How to Make Money through Investments for the Real Estate License Exam
The Real Estate License Exam will expect you to know that you can make money in several different ways, such as capital appreciation, renting, and equity buildup, by investing in real estate. As an agent (and as a test taker), you need to be familiar with all the moneymaking methods and the appropriate terminology.
The most important thing to keep in mind when it comes to making money on investments is that an investor expects these two kinds of returns:
Return of the investment: You expect to get back your capital, the cash you invested in the first place.
Return on the investment: You expect to receive something more than what you invested. The expected return on the investment is related to the risk of the investment. The risk in any investment is the possibility of losing all or part of your original cash investment. The higher the risk, the greater the expected return on the investment.
One of the ways investors make money in real estate is by selling property at a higher price than that which they bought it for in the first place. In this case, the value of the real estate appreciates, or increases, creating capital appreciation, or growth. The profit made from selling property for a price higher than what you paid is called capital gain for tax purposes.
When you sell property for more than you paid for it, you get the return of your capital; that is you get your original down payment, back along with the profit or capital appreciation, which is the return on your capital.
So, if you buy a property that costs $500,000 with $100,000 cash and a few years later sell that property for $600,000, then you get your original cash investment of $100,000 back and an additional $100,000 in capital appreciation.
Rentals on property
Most investors get returns on their investments by means of rents paid on the property. All expenses, including the mortgage loan payment, are paid from the rent and whatever else (such as quarters from laundry machines) factors into the building income. Investors call the mortgage payment debt service.
The money left over after all expenses are paid, except debt service, is called the net operating income. After debt service is subtracted from net operating income, what’s left is called cash flow, or the money the investment has earned before taxes. Check out the following two-part equation:
Part 1: Building income – operating expenses = net operating income
Part 2: Net operating income – debt service = cash flow
Cash flow ideally is positive, meaning that you take money out of the investment each year. But cash flow also can be negative, meaning that the building’s expenses are greater than the building’s income. Three reasons why someone buys an investment with negative annual cash flow are
The investor may believe that the shortfall is only temporary. Maybe the building isn’t fully rented. Or the investor believes rents will go up faster than expenses or that expenses can be managed better and reduced.
The investor may believe that when selling the building it will make enough profit to make up for the negative cash flow each year.

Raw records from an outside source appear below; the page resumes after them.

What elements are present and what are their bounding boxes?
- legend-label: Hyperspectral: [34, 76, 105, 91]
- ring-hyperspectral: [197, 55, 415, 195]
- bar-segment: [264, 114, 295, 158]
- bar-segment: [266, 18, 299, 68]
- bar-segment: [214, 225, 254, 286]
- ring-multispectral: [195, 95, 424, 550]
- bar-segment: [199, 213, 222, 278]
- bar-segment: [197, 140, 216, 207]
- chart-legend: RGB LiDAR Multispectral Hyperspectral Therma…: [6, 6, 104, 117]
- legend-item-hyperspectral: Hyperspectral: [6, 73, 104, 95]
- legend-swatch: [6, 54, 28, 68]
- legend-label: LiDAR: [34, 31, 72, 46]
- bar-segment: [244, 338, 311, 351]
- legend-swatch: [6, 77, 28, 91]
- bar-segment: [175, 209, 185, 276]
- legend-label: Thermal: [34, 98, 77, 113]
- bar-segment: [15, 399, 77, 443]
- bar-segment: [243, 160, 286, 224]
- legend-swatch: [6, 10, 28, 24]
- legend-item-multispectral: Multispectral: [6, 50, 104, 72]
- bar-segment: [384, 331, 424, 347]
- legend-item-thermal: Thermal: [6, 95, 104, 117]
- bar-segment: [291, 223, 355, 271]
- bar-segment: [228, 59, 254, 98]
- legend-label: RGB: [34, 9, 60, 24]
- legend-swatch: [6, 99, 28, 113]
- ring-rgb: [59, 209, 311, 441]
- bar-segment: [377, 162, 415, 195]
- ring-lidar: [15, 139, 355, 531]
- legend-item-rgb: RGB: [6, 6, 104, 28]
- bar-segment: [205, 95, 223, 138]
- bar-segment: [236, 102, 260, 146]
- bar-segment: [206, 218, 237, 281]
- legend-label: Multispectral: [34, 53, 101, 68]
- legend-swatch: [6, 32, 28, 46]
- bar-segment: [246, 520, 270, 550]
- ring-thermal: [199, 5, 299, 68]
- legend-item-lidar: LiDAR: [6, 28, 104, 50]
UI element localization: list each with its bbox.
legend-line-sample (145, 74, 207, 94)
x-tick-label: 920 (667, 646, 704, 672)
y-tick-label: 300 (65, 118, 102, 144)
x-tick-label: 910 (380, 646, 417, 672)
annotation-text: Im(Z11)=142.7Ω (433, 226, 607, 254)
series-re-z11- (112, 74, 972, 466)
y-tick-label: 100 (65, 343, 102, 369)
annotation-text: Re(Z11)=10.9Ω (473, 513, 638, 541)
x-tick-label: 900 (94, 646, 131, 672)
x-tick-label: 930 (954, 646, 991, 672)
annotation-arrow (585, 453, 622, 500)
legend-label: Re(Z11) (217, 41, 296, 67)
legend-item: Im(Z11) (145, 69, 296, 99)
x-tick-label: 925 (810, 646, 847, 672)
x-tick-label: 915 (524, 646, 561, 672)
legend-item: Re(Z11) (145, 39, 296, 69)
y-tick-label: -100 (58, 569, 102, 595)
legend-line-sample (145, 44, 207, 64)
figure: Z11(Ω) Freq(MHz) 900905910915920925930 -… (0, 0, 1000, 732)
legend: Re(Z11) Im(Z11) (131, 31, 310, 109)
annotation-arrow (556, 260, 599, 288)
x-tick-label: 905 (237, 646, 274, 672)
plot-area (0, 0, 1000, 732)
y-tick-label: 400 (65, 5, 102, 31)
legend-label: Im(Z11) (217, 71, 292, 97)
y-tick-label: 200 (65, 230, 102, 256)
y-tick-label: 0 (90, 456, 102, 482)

The investor may be making a lot of money in another investment and wants to keep his income tax bracket lower by balancing a positive cash flow investment against a negative one.
The mortgage payment, or debt service, always is included in the expenses of any investment property. If the borrower borrows money with an amortized mortgage, every payment made on that loan is part interest and part principal. (That’s what amortized means.) So every time the building’s income (in the form of rents and other income) is used to make a mortgage payment, usually monthly, the overall mortgage debt is reduced.
By paying off some or all of the mortgage loan, when the owner sells the property, he owes the bank less money on the balance of the mortgage loan than when he first bought the investment. The owner (investor) gets to keep more of what he sells the investment for. Equity is the difference between the value of the property and all debts attributable to the property.
Obviously any increase in the overall value of the property also increases the equity, but investors usually use the term equity buildup to specifically refer to the increase in equity that comes from the mortgage loan being paid off by the rents from an investment property.
Suppose you borrow $200,000 to buy an investment property that costs $250,000. You keep the property for 10 years, and through the monthly loan payments, which are coming out of rents, you pay off $50,000. Assuming the property doesn’t appreciate in value when you sell the property, you owe the bank only $150,000. That $50,000 you paid off of the mortgage is yours, courtesy of your tenants’ rent.